Anton Zazymko, who is facing serious charges over an attack by Berkut officers on Euromaidan activists, has held onto a renamed, but similar post in a National Police special forces regiment.   In a move viewed with anger by lawyers representing Maidan victims, the Kyiv Court of Appeal upheld the original rejection of the application for his suspension lodged by the Special Investigations Department investing Maidan crimes. 

Zazymko is an ex-officer from the Kyiv Berkut and is suspected of having taken part in an attack on Maidan protesters during the night from Jan 22-23, 2014 on Krepostnoy Lane in the centre of Kyiv.  During the attack, the officers beat up and detained people, and smashed up a yellow mini-van and another vehicle. 

Zazymko later got through the re-attestation procedure and became a senior sergeant of Kyiv National Police special forces regiment.  It was from this post that the Special Investigative Department, upheld by the prosecutor, sought his suspension for two months.  The application was heard by Judge Krystyna Hladun of the Pechersky District Court on April 8.  The prosecutor explained that there were serious grounds for suspecting Zazymko of exceeding his official powers through the use of force, threat of violence, special anti-riot means and painful and humiliating actions with grave consequences.
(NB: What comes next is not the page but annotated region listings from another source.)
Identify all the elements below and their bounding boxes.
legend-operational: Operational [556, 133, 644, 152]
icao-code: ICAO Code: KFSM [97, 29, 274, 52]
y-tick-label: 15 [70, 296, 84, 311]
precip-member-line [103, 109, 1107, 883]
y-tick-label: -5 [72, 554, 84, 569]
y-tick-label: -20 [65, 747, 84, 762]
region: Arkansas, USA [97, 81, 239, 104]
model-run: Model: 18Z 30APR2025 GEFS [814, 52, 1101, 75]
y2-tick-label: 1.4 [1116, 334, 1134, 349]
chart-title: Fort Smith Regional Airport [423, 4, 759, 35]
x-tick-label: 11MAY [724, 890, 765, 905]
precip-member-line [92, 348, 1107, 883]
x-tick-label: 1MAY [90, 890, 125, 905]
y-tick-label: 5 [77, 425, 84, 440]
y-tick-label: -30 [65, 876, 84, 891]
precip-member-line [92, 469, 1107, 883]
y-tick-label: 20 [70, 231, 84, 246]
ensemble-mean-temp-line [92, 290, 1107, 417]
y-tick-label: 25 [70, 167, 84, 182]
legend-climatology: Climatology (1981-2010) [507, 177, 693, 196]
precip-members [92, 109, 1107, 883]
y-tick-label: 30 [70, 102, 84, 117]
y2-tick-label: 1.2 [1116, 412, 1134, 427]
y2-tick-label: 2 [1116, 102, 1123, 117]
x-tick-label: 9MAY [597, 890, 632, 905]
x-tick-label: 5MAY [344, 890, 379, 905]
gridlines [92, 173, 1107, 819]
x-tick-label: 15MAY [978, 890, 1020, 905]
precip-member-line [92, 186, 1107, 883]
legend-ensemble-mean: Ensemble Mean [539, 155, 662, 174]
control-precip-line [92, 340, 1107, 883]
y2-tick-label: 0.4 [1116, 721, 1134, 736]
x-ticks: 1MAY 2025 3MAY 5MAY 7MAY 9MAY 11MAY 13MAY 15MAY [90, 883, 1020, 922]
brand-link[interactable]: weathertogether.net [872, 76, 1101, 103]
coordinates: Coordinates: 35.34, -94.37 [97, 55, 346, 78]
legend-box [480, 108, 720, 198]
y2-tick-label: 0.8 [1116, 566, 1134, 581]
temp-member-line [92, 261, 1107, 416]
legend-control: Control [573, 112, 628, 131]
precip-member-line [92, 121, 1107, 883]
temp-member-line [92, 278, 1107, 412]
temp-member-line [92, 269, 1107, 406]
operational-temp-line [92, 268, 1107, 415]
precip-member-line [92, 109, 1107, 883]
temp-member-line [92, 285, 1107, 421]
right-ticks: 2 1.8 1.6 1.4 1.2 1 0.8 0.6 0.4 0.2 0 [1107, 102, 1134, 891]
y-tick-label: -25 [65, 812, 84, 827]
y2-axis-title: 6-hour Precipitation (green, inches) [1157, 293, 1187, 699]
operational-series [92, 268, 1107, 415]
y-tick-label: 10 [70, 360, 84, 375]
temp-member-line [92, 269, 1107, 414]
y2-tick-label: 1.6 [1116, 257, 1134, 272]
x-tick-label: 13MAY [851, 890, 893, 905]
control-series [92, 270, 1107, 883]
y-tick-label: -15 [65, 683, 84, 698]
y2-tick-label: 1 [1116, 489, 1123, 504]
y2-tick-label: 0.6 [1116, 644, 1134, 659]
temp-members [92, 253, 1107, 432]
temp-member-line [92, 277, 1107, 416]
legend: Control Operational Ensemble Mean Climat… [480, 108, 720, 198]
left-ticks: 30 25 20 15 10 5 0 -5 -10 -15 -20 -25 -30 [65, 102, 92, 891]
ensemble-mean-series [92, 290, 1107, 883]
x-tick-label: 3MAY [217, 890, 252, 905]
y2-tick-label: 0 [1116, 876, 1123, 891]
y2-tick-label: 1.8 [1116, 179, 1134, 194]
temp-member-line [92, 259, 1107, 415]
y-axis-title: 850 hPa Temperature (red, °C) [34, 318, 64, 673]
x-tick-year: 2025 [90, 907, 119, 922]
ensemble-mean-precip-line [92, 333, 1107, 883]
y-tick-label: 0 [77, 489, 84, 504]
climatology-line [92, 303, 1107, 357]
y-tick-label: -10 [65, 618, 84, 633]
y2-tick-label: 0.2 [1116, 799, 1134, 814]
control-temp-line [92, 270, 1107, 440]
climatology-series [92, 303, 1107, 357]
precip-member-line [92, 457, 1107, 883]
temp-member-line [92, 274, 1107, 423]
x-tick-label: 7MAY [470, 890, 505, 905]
He is also suspected of having drawn up a knowingly false official document about the circumstances of the detention and having given false testimony as a witness during the court hearing over the detention of one of the activists, resulting in his being remanded in custody. 
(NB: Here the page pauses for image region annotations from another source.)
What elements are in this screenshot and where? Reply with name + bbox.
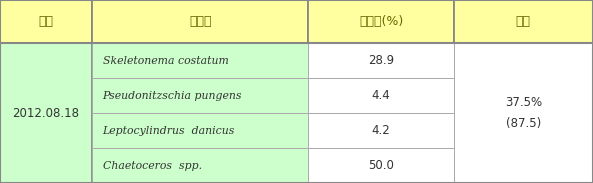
FancyBboxPatch shape [308,148,454,183]
Text: 비고: 비고 [516,15,531,28]
FancyBboxPatch shape [92,78,308,113]
Text: 37.5%: 37.5% [505,96,542,109]
Text: Pseudonitzschia pungens: Pseudonitzschia pungens [103,91,242,100]
FancyBboxPatch shape [0,0,92,43]
FancyBboxPatch shape [308,113,454,148]
FancyBboxPatch shape [92,113,308,148]
FancyBboxPatch shape [308,78,454,113]
Text: (87.5): (87.5) [506,117,541,130]
FancyBboxPatch shape [92,148,308,183]
Text: 우점율(%): 우점율(%) [359,15,403,28]
FancyBboxPatch shape [92,43,308,78]
FancyBboxPatch shape [308,43,454,78]
FancyBboxPatch shape [308,0,454,43]
Text: 4.4: 4.4 [372,89,390,102]
Text: 우점종: 우점종 [189,15,211,28]
Text: 28.9: 28.9 [368,54,394,67]
FancyBboxPatch shape [92,0,308,43]
FancyBboxPatch shape [454,0,593,43]
Text: 4.2: 4.2 [372,124,390,137]
Text: 일시: 일시 [39,15,53,28]
Text: 2012.08.18: 2012.08.18 [12,107,79,119]
Text: Leptocylindrus  danicus: Leptocylindrus danicus [103,126,235,135]
FancyBboxPatch shape [454,43,593,183]
FancyBboxPatch shape [0,43,92,183]
Text: 50.0: 50.0 [368,159,394,172]
Text: Skeletonema costatum: Skeletonema costatum [103,55,228,66]
Text: Chaetoceros  spp.: Chaetoceros spp. [103,160,202,171]
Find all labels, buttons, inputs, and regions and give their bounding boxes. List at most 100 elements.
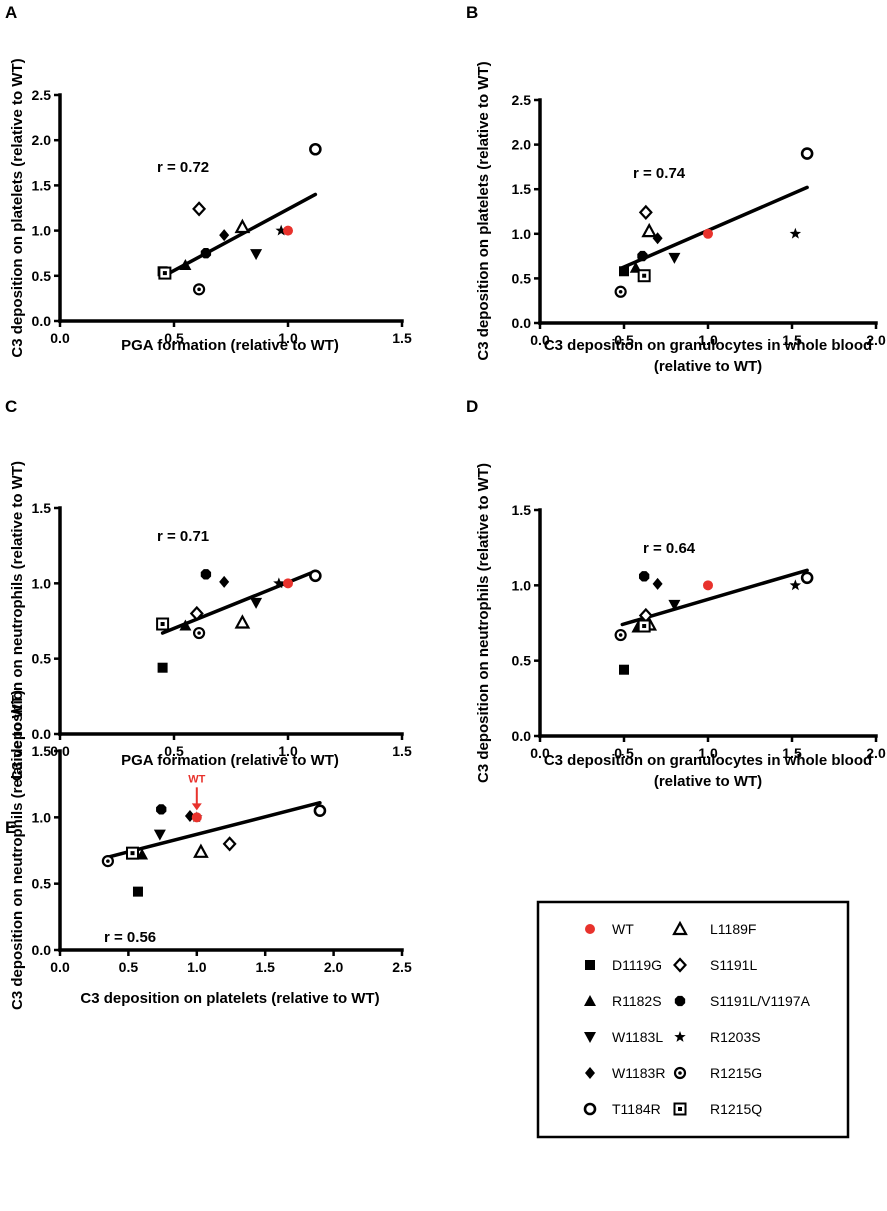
x-tick-label-e: 1.0 [187,959,207,975]
panel-letter-b: B [466,3,478,22]
point-e-s1191l-v1197a [156,804,167,815]
y-tick-label-a: 2.0 [32,132,52,148]
point-a-t1184r [309,142,322,156]
legend-box [536,900,850,1139]
panel-letter-d: D [466,397,478,416]
x-tick-label-a: 0.5 [164,330,184,346]
point-c-r1203s [273,577,285,589]
point-c-s1191l-v1197a [200,569,212,580]
point-c-t1184r [309,569,322,583]
panel-letter-c: C [5,397,17,416]
legend-marker-d1119g [585,960,595,970]
y-tick-label-b: 1.5 [512,181,532,197]
point-e-r1215q-inner [130,851,135,856]
point-d-t1184r [800,571,814,585]
x-tick-label-e: 2.5 [392,959,412,975]
y-tick-label-c: 1.0 [32,575,52,591]
point-e-l1189f [193,843,209,858]
legend-marker-r1215g [673,1066,687,1080]
point-a-wt [283,225,293,236]
legend-marker-r1215q [673,1102,687,1116]
point-c-r1215g-dot [197,631,201,635]
legend-marker-r1182s [584,995,596,1006]
legend-label-s1191l: S1191L [710,957,757,973]
legend-item-w1183r: W1183R [585,1065,665,1081]
x-tick-label-d: 0.0 [530,745,550,761]
y-tick-label-a: 2.5 [32,87,52,103]
legend-marker-s1191l-v1197a [674,995,686,1007]
x-tick-label-b: 1.5 [782,332,802,348]
x-tick-label-e: 0.5 [119,959,139,975]
x-axis-label-d: C3 deposition on granulocytes in whole b… [544,752,872,769]
point-e-d1119g [132,886,143,897]
x-tick-label-e: 2.0 [324,959,344,975]
legend-label-w1183l: W1183L [612,1029,663,1045]
point-b-r1215q [637,269,651,283]
point-b-t1184r [800,147,814,160]
point-d-s1191l-v1197a [638,571,650,582]
legend-item-r1182s: R1182S [584,993,662,1009]
regression-line-a [160,192,318,279]
point-e-r1215g-dot [106,859,110,863]
point-c-r1182s [179,619,192,631]
x-tick-label-e: 1.5 [255,959,275,975]
point-b-d1119g [619,266,629,277]
x-axis-label-b: (relative to WT) [654,358,762,375]
point-b-r1215g [614,285,627,298]
x-tick-label-c: 1.0 [278,743,298,759]
legend-item-wt: WT [585,921,634,937]
legend-marker-w1183r [585,1067,595,1079]
r-value-d: r = 0.64 [643,540,696,557]
y-tick-label-a: 0.0 [32,313,52,329]
x-axis-label-e: C3 deposition on platelets (relative to … [80,990,379,1007]
y-tick-label-e: 1.5 [32,743,52,759]
legend: WT L1189F D1119G S1191L R1182S S1191L/V1197A W… [536,900,850,1139]
point-a-r1203s [275,224,287,236]
legend-item-l1189f: L1189F [672,920,756,937]
point-a-w1183l [250,249,263,261]
x-tick-label-a: 1.0 [278,330,298,346]
legend-item-r1215q: R1215Q [673,1101,762,1117]
legend-item-r1203s: R1203S [674,1029,761,1045]
x-tick-label-b: 2.0 [866,332,886,348]
panel-a: A 0.0 0.5 1.0 1.5 2.0 2.5 0.0 0.5 1.0 1.5 PGA forma… [5,3,412,358]
r-value-b: r = 0.74 [633,165,686,182]
legend-marker-r1215g-dot [678,1071,682,1075]
y-tick-label-e: 0.5 [32,876,52,892]
point-d-r1215q-inner [642,624,647,629]
point-c-r1215g [192,626,206,640]
legend-marker-r1203s [674,1031,686,1042]
point-b-r1215q-inner [642,273,647,278]
point-a-s1191l-v1197a [200,248,212,259]
point-c-w1183r [219,575,230,588]
r-value-e: r = 0.56 [104,929,156,946]
wt-arrow-head [191,803,202,811]
point-d-wt [703,580,713,591]
legend-label-r1215q: R1215Q [710,1101,762,1117]
y-tick-label-a: 1.0 [32,223,52,239]
x-tick-label-b: 0.5 [614,332,634,348]
point-e-r1215q [126,846,140,860]
y-axis-label-a: C3 deposition on platelets (relative to … [9,58,26,357]
point-a-s1191l [192,201,207,217]
point-a-r1182s [179,258,192,270]
legend-item-s1191l-v1197a: S1191L/V1197A [674,993,811,1009]
point-d-r1215g-dot [618,633,623,637]
point-b-r1203s [789,227,802,239]
panel-e: E0.00.51.01.50.0 0.5 1.0 1.5 2.0 2.5C3 deposi… [5,690,412,1010]
x-tick-label-e: 0.0 [50,959,70,975]
panel-d: D0.00.51.01.50.0 0.5 1.0 1.5 2.0C3 depositio… [466,397,886,790]
x-axis-label-a: PGA formation (relative to WT) [121,337,339,354]
point-c-wt [283,578,293,589]
regression-line-e [106,800,322,859]
point-d-d1119g [619,664,629,675]
point-d-w1183r [652,577,663,590]
y-tick-label-d: 0.0 [512,728,532,744]
y-axis-label-d: C3 deposition on neutrophils (relative t… [475,463,492,783]
point-e-wt [191,812,202,823]
legend-item-r1215g: R1215G [673,1065,762,1081]
legend-marker-l1189f [672,920,688,936]
point-d-r1215q [637,619,651,633]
The prosecutor asserted that Zazymko’s suspension was required since otherwise he could seek to influence witnesses and victims in order to get them to change their testimony, could conceal or destroy documents and / or inform other ex-Berkut officers about the circumstances of the criminal offences and of the investigation into them.  He also argued that Zazymko’s continued role as a member of a police unit would contradict the tasks of criminal justice and the interests of civil society. 

Judge Hladun acknowledged that Article 154 does allow for suspension of suspects from a law enforcement body, as well as where the alleged offenses are of medium severity or grave, yet rejected the application.  She effectively cited the same arguments as Zazymko himself, namely that he had remained in the police force since Euromaidan; had taken part in the military action in Donbas and had undergone re-attestation, and added that he had good character references.  While lawyers representing Maidan victims have rather asked how Zazymko came to retain his post and get through re-attestation, the Kyiv Court of Appeal upheld Hladun’s ruling, with the refusal to suspend Zazymko now in force. 

On April 21, another judge from the Pechersky District Court refused to remand in custody the former deputy head of Zazymko’s unit, Oleh Svyatny, but did place him under house arrest at night and order that he wear an electronic bracelet.  The charges are roughly the same as those which Zazymko is facing. 

While it is undoubtedly true that a court must determine whether or not Zazymko is guilty of the charges laid, his involvement in the Berkut unit is not in question.  This is not the first time that Maidan lawyers have expressed frustration that people whose units took part in repressive actions continue to serve in the police force, with that service then used as grounds for not remanding them in custody, in the case of Tavakkul Ragimov, or not suspending them during the investigation.

The head of the Special Investigative Department Serhiy Horbatyuk and Maidan lawyers from the Advocacy Advisory Panel have complained on many occasions of obstruction from current police officers, ex-Berkut officers and sometimes judges.  Concern was recently expressed at possible measures to silence Horbatyuk through bizarre criminal proceedings.